Sebuah studi awal keamanan Microsoft menunjukkan bahwa 63% software
bajakan dijajakan di Asia Tenggara - baik melalui DVD atau terinstal
pada komputer dengan berisiko tinggi malware.
Dalam sebuah
pernyataan hari Kamis 20/12/2012, Redmond mengatakan tim keamanan
forensik telah bekerja pada 118 sampel perangkat lunak bajakan yang
dibeli dari reseller di Indonesia, Malaysia, Filipina, Thailand dan
Vietnam. Mereka menemukan sekitar 2.000 kasus infeksi malware dan virus
dalam sampel yang meliputi "backdoors, hijackers, droppers, bots,
crackers, pencuri password, dan Trojans".
Studi ini juga
menemukan bahwa di antara komputer dengan sistem operasi Windows (OS)

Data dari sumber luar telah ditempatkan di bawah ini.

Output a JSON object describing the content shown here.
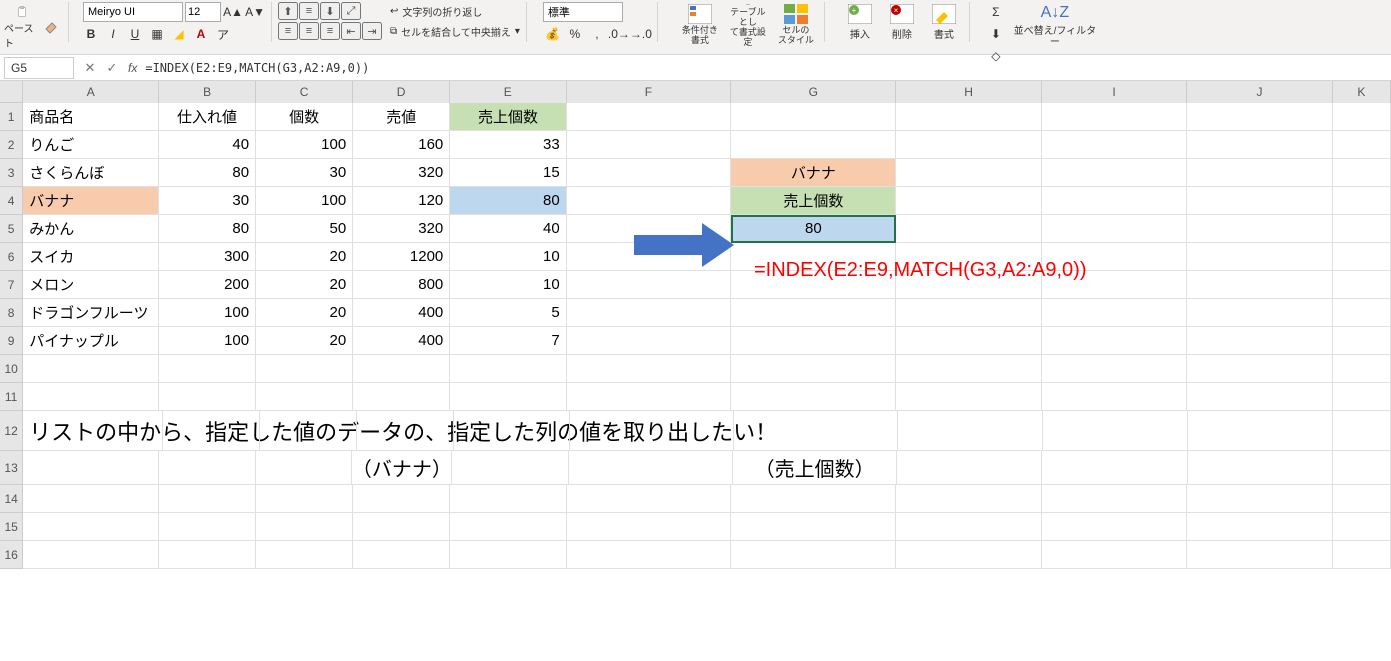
{
  "ribbon": {
    "paste_label": "ペースト",
    "font_name": "Meiryo UI",
    "font_size": "12",
    "wrap_label": "文字列の折り返し",
    "merge_label": "セルを結合して中央揃え",
    "number_format": "標準",
    "cond_fmt_l1": "条件付き",
    "cond_fmt_l2": "書式",
    "table_fmt_l1": "テーブルとし",
    "table_fmt_l2": "て書式設定",
    "cell_style_l1": "セルの",
    "cell_style_l2": "スタイル",
    "insert_label": "挿入",
    "delete_label": "削除",
    "format_label": "書式",
    "sort_label": "並べ替え/フィルター"
  },
  "formula_bar": {
    "cell_ref": "G5",
    "formula": "=INDEX(E2:E9,MATCH(G3,A2:A9,0))"
  },
  "columns": [
    "A",
    "B",
    "C",
    "D",
    "E",
    "F",
    "G",
    "H",
    "I",
    "J",
    "K"
  ],
  "headers": {
    "A": "商品名",
    "B": "仕入れ値",
    "C": "個数",
    "D": "売値",
    "E": "売上個数"
  },
  "rows": [
    {
      "A": "りんご",
      "B": "40",
      "C": "100",
      "D": "160",
      "E": "33"
    },
    {
      "A": "さくらんぼ",
      "B": "80",
      "C": "30",
      "D": "320",
      "E": "15"
    },
    {
      "A": "バナナ",
      "B": "30",
      "C": "100",
      "D": "120",
      "E": "80"
    },
    {
      "A": "みかん",
      "B": "80",
      "C": "50",
      "D": "320",
      "E": "40"
    },
    {
      "A": "スイカ",
      "B": "300",
      "C": "20",
      "D": "1200",
      "E": "10"
    },
    {
      "A": "メロン",
      "B": "200",
      "C": "20",
      "D": "800",
      "E": "10"
    },
    {
      "A": "ドラゴンフルーツ",
      "B": "100",
      "C": "20",
      "D": "400",
      "E": "5"
    },
    {
      "A": "パイナップル",
      "B": "100",
      "C": "20",
      "D": "400",
      "E": "7"
    }
  ],
  "lookup_box": {
    "G3": "バナナ",
    "G4": "売上個数",
    "G5": "80"
  },
  "overlay_formula": "=INDEX(E2:E9,MATCH(G3,A2:A9,0))",
  "explanation": {
    "main": "リストの中から、指定した値のデータの、指定した列の値を取り出したい！",
    "sub1": "（バナナ）",
    "sub2": "（売上個数）"
  },
  "row_numbers": [
    "1",
    "2",
    "3",
    "4",
    "5",
    "6",
    "7",
    "8",
    "9",
    "10",
    "11",
    "12",
    "13",
    "14",
    "15",
    "16"
  ],
  "chart_data": {
    "type": "table",
    "title": "INDEX + MATCH lookup example",
    "columns": [
      "商品名",
      "仕入れ値",
      "個数",
      "売値",
      "売上個数"
    ],
    "data": [
      [
        "りんご",
        40,
        100,
        160,
        33
      ],
      [
        "さくらんぼ",
        80,
        30,
        320,
        15
      ],
      [
        "バナナ",
        30,
        100,
        120,
        80
      ],
      [
        "みかん",
        80,
        50,
        320,
        40
      ],
      [
        "スイカ",
        300,
        20,
        1200,
        10
      ],
      [
        "メロン",
        200,
        20,
        800,
        10
      ],
      [
        "ドラゴンフルーツ",
        100,
        20,
        400,
        5
      ],
      [
        "パイナップル",
        100,
        20,
        400,
        7
      ]
    ],
    "lookup": {
      "key": "バナナ",
      "column": "売上個数",
      "result": 80
    },
    "formula": "=INDEX(E2:E9,MATCH(G3,A2:A9,0))"
  }
}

bajakan, 77 % dari fungsi Windows Update telah dinonaktifkan atau
kembali dialihkan ke layanan pihak ketiga. Raksasa software ini
mengatakan PC dengan Windows Update cacat melewati pemeriksaan software
asli dan ditolak patch keamanan penting yang menyebabkan rentan
terhadap serangan cyber berbahaya.
Direktur Legal dan Korporasi Asia Pasifik dan Jepang Microsoft, Jeff
Bullwinkel mengatakan bahwa pembajakan software merupakan awal
kemunculan dari cybercrime. Terlebih software bajakan bisa diperoleh
dengan harga yang jauh lebih murah ketimbang software asli.
Microsoft
menambahkan saat ini memperluas penelitian di Asia Tenggara untuk
meningkatkan ukuran sampel dari PC dan DVD yang berisi perangkat lunak
bajakan. Ia mengharapkan untuk mempublikasikan hasil studi penuh dan
analisis selama kuartal pertama tahun 2013.
Pada pertengahan Mei dilaporan juga oleh Business Software Alliance (BSA) yang mempublikasikan sekitar 63% dari pengguna komputer di Asia-Pasifik mengaku menggunkana software bajakan, di atas rata-rata global 57%. Pembajakan perangkat lunak pada tahun 2011 mengakibatkan kerugian hampir US $ 21 miliar untuk perusahaan perangkat lunak baik itu sistem operasi maupun software berlisensi lainnya.